Over the past month I’ve been exploring the Application Platform and Cloud Native space, deploying NSX-T, Pivotal Container Service (PKS) and Istio in the lab as I prepared to co-present with Annie Lin (Application Platform Architect) at vForum Sydney. Must say, it’s been pretty awesome to get my hands dirty with something different! Especially trying to wrap my head around Service Mesh and what this means for developers and operations teams.

Although not related to what I was doing for vForum, with the release of vRealize Automation (vRA) 7.5 which includes native support for creating and managing PKS clusters, I thought I’ll share a quick walk-through on how to configure a PKS endpoint, create and import existing clusters as I couldn’t find anything intuitive besides VMware’s official documentation.

The integration allows users to consume and manage PKS clusters through a self-service portal or a common API. This might be useful for users that don’t care about the PKS CLI, the portal also allows users to download the kubectl config.

Prerequisites

  1. vRA 7.5
    • Container administrator privilege
  2. PKS 1.2
    • PKS API address
    • PKS credentials
    • UAA address

Adding PKS Endpoint

  1. Login to vRA and navigate to “Containers” > “Identity Management”

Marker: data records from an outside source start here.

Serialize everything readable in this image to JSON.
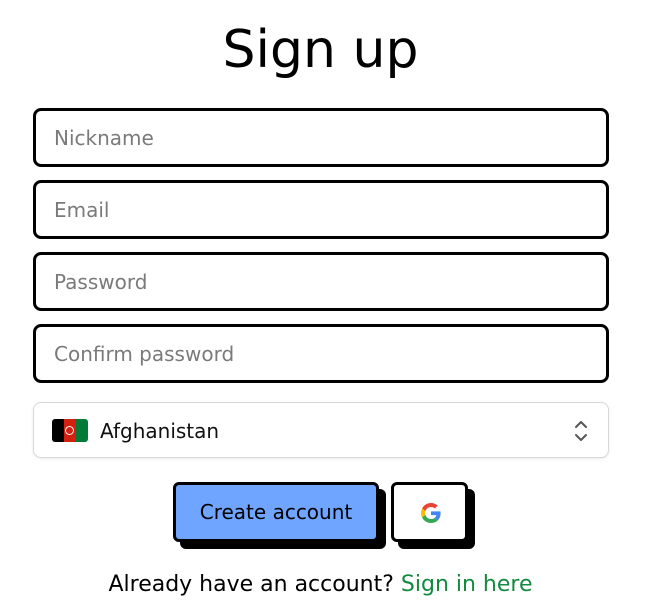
{
  "page": {
    "title": "Sign up"
  },
  "form": {
    "nickname": {
      "placeholder": "Nickname",
      "value": ""
    },
    "email": {
      "placeholder": "Email",
      "value": ""
    },
    "password": {
      "placeholder": "Password",
      "value": ""
    },
    "confirm_password": {
      "placeholder": "Confirm password",
      "value": ""
    },
    "country": {
      "selected": "Afghanistan",
      "flag_icon": "afghanistan-flag-icon",
      "chevron_icon": "up-down-chevron-icon"
    }
  },
  "actions": {
    "create_account_label": "Create account",
    "google_icon": "google-icon"
  },
  "footer": {
    "prompt": "Already have an account?",
    "link_label": "Sign in here"
  },
  "colors": {
    "primary_button": "#6fa5ff",
    "link": "#138a3e",
    "border": "#000000"
  }
}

  2. Click “+Credentials”, enter PKS credentials and save
  3. Navigate to “PKS Endpoints” and click “New Endpoint”
  4. Enter “Name”, “UAA Address”, “PKS Address” and select the credentials created in the previous step. Note: the UAA port is 8443 and PKS address is 9021
  5. Click “Test Connection” and accept any certificate warning

  6. Click “Plan Assignments” and map the appropriate business group to plan

  7. Click “Save”

Importing Existing PKS Clusters

Naturally, because PKS has been around much longer than vRA 7.5 you’ll probably have existing clusters. Here’s how to import them.

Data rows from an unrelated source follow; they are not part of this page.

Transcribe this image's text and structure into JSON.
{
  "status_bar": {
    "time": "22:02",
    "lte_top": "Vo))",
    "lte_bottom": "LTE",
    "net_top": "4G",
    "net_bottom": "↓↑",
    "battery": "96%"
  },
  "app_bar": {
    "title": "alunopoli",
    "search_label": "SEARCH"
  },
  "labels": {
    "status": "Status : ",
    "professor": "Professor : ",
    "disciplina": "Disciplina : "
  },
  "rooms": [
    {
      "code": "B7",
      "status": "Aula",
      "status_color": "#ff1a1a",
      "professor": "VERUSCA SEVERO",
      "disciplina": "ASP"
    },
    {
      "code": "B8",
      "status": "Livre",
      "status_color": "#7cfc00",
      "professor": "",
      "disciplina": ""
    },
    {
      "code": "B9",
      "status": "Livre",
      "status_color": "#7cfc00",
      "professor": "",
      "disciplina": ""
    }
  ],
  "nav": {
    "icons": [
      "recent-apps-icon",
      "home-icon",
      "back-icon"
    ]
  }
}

  1. Navigate to “PKS Clusters” and click “Add Cluster”
  2. Select your endpoint from the “PKS Endpoint” dropdown list
  3. Tick the cluster name to import, select the “Connect By” preference and click “Add”. In my case because the cluster VIP was added to DNS I selected “Master Host Name”

  4. After successfully adding you should see it appear in the “PKS Clusters” page

  5. You can download the “kubeconfig” or view the cluster summary by clicking on it

  6. Click on “Nodes” to view their status

Creating New PKS Clusters

  1. Navigate to “PKS Clusters” and click “New Cluster”
  2. Select your endpoint from the “PKS Endpoint” dropdown list
  3. Enter the “Cluster Name”, this is the short name
  4. Select a plan from the “Plan” dropdown list
  5. Enter the “Master Host Name”, this is the long name (FQDN) which is equivalent to “–external-hostname” when using the PKS CLI to create a new cluster
  6. Select “Connect By” preference and click “Add”. Note: If you connect by using “Master Host Name” a DNS entry must exist for the cluster VIP, otherwise select “Master Node IP”

  7. The new cluster should be created shortly. To view the status, navigate to “Requests” or if you have access to the PKS CLI you can run the command to view the status pks cluster [clustername]

  8. After the new cluster has successfully finished creating it will appear in the “PKS Clusters” page. You can then download “kubeconfig”, view the cluster or nodes summary as per previous step when we imported an existing cluster

That’s it! Apologies for the page layout, we are still fine tuning the styles/themes.